İçeriğe geçmek için "Enter"a basın

Türkiye´nin laikliği hayli kırılgan

GUY COQ

Dünyada üç ülkenin güçlü bir laiklik deneyimi olduğunu söylemek gelenekseldir: Fransa, Meksika, Türkiye.

Türkiye deneyimi, 75 yıldır laiklik deneyimini yaşayan Müslüman bir ülke olması açısından çok değerli. Ayrıca, Türkiye’nin laiklik tarihine bakış temel sorgulama açısından da göz ardı edilemez: Çoğunluğu Müslüman bir ülkede, kalıcı bir laik devlet kurma umudu var mı?

1924 tarihli Kemalist anayasa, ‘Türk devleti, cumhuriyetçi, milliyetçi, halkçı, devletçi, laik ve devrimcidir’ der. Bu anayasa, din ve ibadet özgürlüğünü de tanır. 1982’de askerlerce yapılan son anayasa üç kelime kullanır: ‘Demokratik, laik ve sosyal devlet.’ Atatürk’ten itibaren, doğrudan başbakana bağlı bir diyanet kurumu, dini denetler. Kurum, Sünni olması gereken bir din adamınca yönetilir.

İlk sorgulama konusu burada. Aleviler nüfusun dörtte birini oluştururken ve Musevi ve Hıristiyan azınlıklar varken, yani toplum çokdinliyken, Türk laikliği, çoğunluktaki Sünniliğe, devlete bağlı bir tekel veriyor. Sünni imamlar, devletten maaş alıyor. Diğer Müslüman akımlar, eşitsiz bir muameleye maruz kalıyor. Fransa’nın yöneldiği laiklik ise rızalı bir çoğulculukla, tüm dinlere eşitlik sunar. Türkiye’deki din ve devlet ayrımı ordu tarafından titizlikle korunurken Fransa’da kamu finansmanı yapılmaması yoluyla dinlerin gerçek özgürlüğüyle sağlanır. Laiklik ve cumhuriyeti, demir yumrukla benimseten Atatürk’ün merkezi yeri, bu açıdan sorunlar yaratır.

Sonuç olarak, Türk laikliği, birçok açıdan genellikle özgürlükler aleyhine desteklenmiş gibi görünüyor. Bu durumda, tartışmaların merkezine bir soru geliyor:

İslami bir parti tarafından (AKP) demokratik şekilde elde edilen başarı, önce laiklik, ardından da özgürlükler açısından tehdit edici bir anlamda mı? Ya da Avrupa ve Fransa’daki Hıristiyan Demokratlarla benzerlikler arz eden bir olguya mı tanık oluyoruz?

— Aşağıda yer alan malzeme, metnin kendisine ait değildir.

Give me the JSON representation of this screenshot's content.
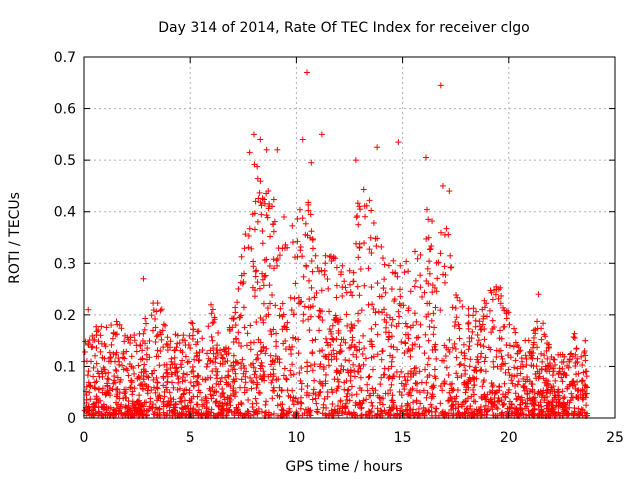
{
  "chart_data": {
    "type": "scatter",
    "title": "Day 314 of 2014, Rate Of TEC Index for receiver clgo",
    "xlabel": "GPS time / hours",
    "ylabel": "ROTI / TECUs",
    "xlim": [
      0,
      25
    ],
    "ylim": [
      0,
      0.7
    ],
    "xticks": [
      0,
      5,
      10,
      15,
      20,
      25
    ],
    "xtick_labels": [
      "0",
      "5",
      "10",
      "15",
      "20",
      "25"
    ],
    "yticks": [
      0,
      0.1,
      0.2,
      0.3,
      0.4,
      0.5,
      0.6,
      0.7
    ],
    "ytick_labels": [
      "0",
      "0.1",
      "0.2",
      "0.3",
      "0.4",
      "0.5",
      "0.6",
      "0.7"
    ],
    "grid": true,
    "marker": "+",
    "series": [
      {
        "name": "ROTI",
        "color": "#ff0000",
        "x_range": [
          0,
          23.7
        ],
        "envelope": [
          {
            "x": 0.0,
            "y": 0.14
          },
          {
            "x": 0.5,
            "y": 0.18
          },
          {
            "x": 1.0,
            "y": 0.17
          },
          {
            "x": 1.5,
            "y": 0.19
          },
          {
            "x": 2.0,
            "y": 0.17
          },
          {
            "x": 2.5,
            "y": 0.18
          },
          {
            "x": 3.0,
            "y": 0.2
          },
          {
            "x": 3.5,
            "y": 0.24
          },
          {
            "x": 4.0,
            "y": 0.15
          },
          {
            "x": 4.5,
            "y": 0.17
          },
          {
            "x": 5.0,
            "y": 0.19
          },
          {
            "x": 5.5,
            "y": 0.16
          },
          {
            "x": 6.0,
            "y": 0.24
          },
          {
            "x": 6.5,
            "y": 0.12
          },
          {
            "x": 7.0,
            "y": 0.2
          },
          {
            "x": 7.5,
            "y": 0.38
          },
          {
            "x": 8.0,
            "y": 0.5
          },
          {
            "x": 8.5,
            "y": 0.45
          },
          {
            "x": 9.0,
            "y": 0.42
          },
          {
            "x": 9.5,
            "y": 0.38
          },
          {
            "x": 10.0,
            "y": 0.4
          },
          {
            "x": 10.5,
            "y": 0.48
          },
          {
            "x": 11.0,
            "y": 0.32
          },
          {
            "x": 11.5,
            "y": 0.34
          },
          {
            "x": 12.0,
            "y": 0.3
          },
          {
            "x": 12.5,
            "y": 0.28
          },
          {
            "x": 13.0,
            "y": 0.45
          },
          {
            "x": 13.5,
            "y": 0.42
          },
          {
            "x": 14.0,
            "y": 0.36
          },
          {
            "x": 14.5,
            "y": 0.3
          },
          {
            "x": 15.0,
            "y": 0.34
          },
          {
            "x": 15.5,
            "y": 0.3
          },
          {
            "x": 16.0,
            "y": 0.42
          },
          {
            "x": 16.5,
            "y": 0.38
          },
          {
            "x": 17.0,
            "y": 0.4
          },
          {
            "x": 17.5,
            "y": 0.25
          },
          {
            "x": 18.0,
            "y": 0.22
          },
          {
            "x": 18.5,
            "y": 0.22
          },
          {
            "x": 19.0,
            "y": 0.25
          },
          {
            "x": 19.5,
            "y": 0.27
          },
          {
            "x": 20.0,
            "y": 0.2
          },
          {
            "x": 20.5,
            "y": 0.14
          },
          {
            "x": 21.0,
            "y": 0.16
          },
          {
            "x": 21.5,
            "y": 0.2
          },
          {
            "x": 22.0,
            "y": 0.12
          },
          {
            "x": 22.5,
            "y": 0.12
          },
          {
            "x": 23.0,
            "y": 0.17
          },
          {
            "x": 23.5,
            "y": 0.14
          },
          {
            "x": 23.7,
            "y": 0.14
          }
        ],
        "outliers": [
          {
            "x": 10.5,
            "y": 0.67
          },
          {
            "x": 16.8,
            "y": 0.645
          },
          {
            "x": 8.0,
            "y": 0.55
          },
          {
            "x": 8.3,
            "y": 0.54
          },
          {
            "x": 11.2,
            "y": 0.55
          },
          {
            "x": 10.3,
            "y": 0.54
          },
          {
            "x": 14.8,
            "y": 0.535
          },
          {
            "x": 13.8,
            "y": 0.525
          },
          {
            "x": 16.1,
            "y": 0.505
          },
          {
            "x": 12.8,
            "y": 0.5
          },
          {
            "x": 10.7,
            "y": 0.495
          },
          {
            "x": 8.6,
            "y": 0.52
          },
          {
            "x": 7.8,
            "y": 0.515
          },
          {
            "x": 9.1,
            "y": 0.52
          },
          {
            "x": 16.9,
            "y": 0.45
          },
          {
            "x": 17.2,
            "y": 0.44
          },
          {
            "x": 2.8,
            "y": 0.27
          },
          {
            "x": 21.4,
            "y": 0.24
          },
          {
            "x": 0.2,
            "y": 0.21
          },
          {
            "x": 23.6,
            "y": 0.15
          }
        ]
      }
    ]
  }
}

Laiklik ilkesi, hiçbir dini ilke üzerine kurulmayan özerk bir toplum fikrini içerir; ayrıca din, bir anlamda kendini, devletin kendi kurumu içine her türlü müdahalesinden özgürleştirir. Burada her şey, manevi yaşama tam özgürlüğün önünü açan siyasi gücün sınırlandırılması ilkesine dayanır. Laiklik, her bir dinin, kamusal alana siyasi parti olarak müdahalesini de reddeder.

Türkiye’nin laiklik öyküsü, çok zengin. Hukuk ve eğitim kurumlarının tarihi ve devlet ile toplum arasında bazen çatışmalı karşılıklı etkileşim, çağdaş Türkiye’nin anlaşılması açısından büyük önem taşıyor. Zira 1982 anayasası, İslamı, ulusal birliğin çimentosu olarak kabul eder; din kültürü ve ahlak eğitimi böylelikle ilk ve ortaöğretimde zorunlu hale gelir. Ardından dinin toplumsal ve siyasi alandaki görünürlüğü vurgulanır. Sonuç olarak, bugünden bakarak Türk laikliğinin nereye gittiğini söylemek zor. Ayrıca, özgürlük ve laikliğin, düşmanlarının nihai zaferini içerme riskini sürekli taşıyan demokrasi ile birlikte var olup olamayacağını da önceden kestiremeyiz.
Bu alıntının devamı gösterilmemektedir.